Thursday, July 14, 2011

Light reading


My grandson brought home a book from his school library which turned out to be a bit beyond his reading level. So his mother read it. And I read it.

The title was Rowan and the Keeper of the Crystal by Emily Rodda. Rodda is the penname of an Australian author, Jennifer June Rowe (born in 1948). She writes crime fiction for adults under her own name, but her children's fiction is published under two pseudonyms: Emily Rodda and Mary-Anne Dickinson. She has written several children's fantasy series: Deltora Quest, Rowan of Rin, Fairy Realm and Teen Power Inc., and recently the Rondo trilogy.

The book I read last night comes third in the Rowan of Rin series. It's nicely plotted, stylishly-written and requires the hero and the three young people he encounters to use their wits to overcome several difficult but connected problems. My daughter enjoyed it enough to say she might check out the school library and see if the rest of the series is there!

I'm in agreement: I often find children and young people's books are more imaginative and better written than some of the adult fiction I've encountered.

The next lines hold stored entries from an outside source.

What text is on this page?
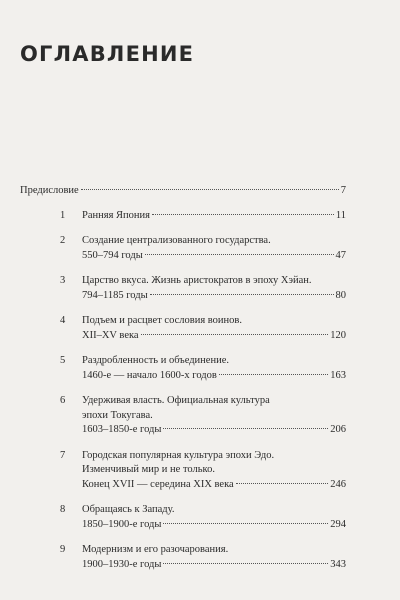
ОГЛАВЛЕНИЕ
Предисловие	7
1	Ранняя Япония	11
2	Создание централизованного государства.
550–794 годы	47
3	Царство вкуса. Жизнь аристократов в эпоху Хэйан.
794–1185 годы	80
4	Подъем и расцвет сословия воинов.
XII–XV века	120
5	Раздробленность и объединение.
1460-е — начало 1600-х годов	163
6	Удерживая власть. Официальная культура
эпохи Токугава.
1603–1850-е годы	206
7	Городская популярная культура эпохи Эдо.
Изменчивый мир и не только.
Конец XVII — середина XIX века	246
8	Обращаясь к Западу.
1850–1900-е годы	294
9	Модернизм и его разочарования.
1900–1930-е годы	343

I started another book yesterday as well. It's a very early (1922) Agatha Christie called The Secret Adversary. It has a joie de vivre that's sometimes missing from her later mysteries, and is full of Bolsheviks and Sinn Fein and the overthrow of the civilised world, and stars a couple of her early characters, Tommy and Tuppence. Yup, that's what they're called. I've come across them before in another one of her books - if I remember rightly it had a very P G Wodehouse style about it. This one lacks that sense of humour (although Christie could be surprisingly witty when she wanted) but it zips along at a cracking pace and even if it's almost entirely unbelievable, it's very entertaining.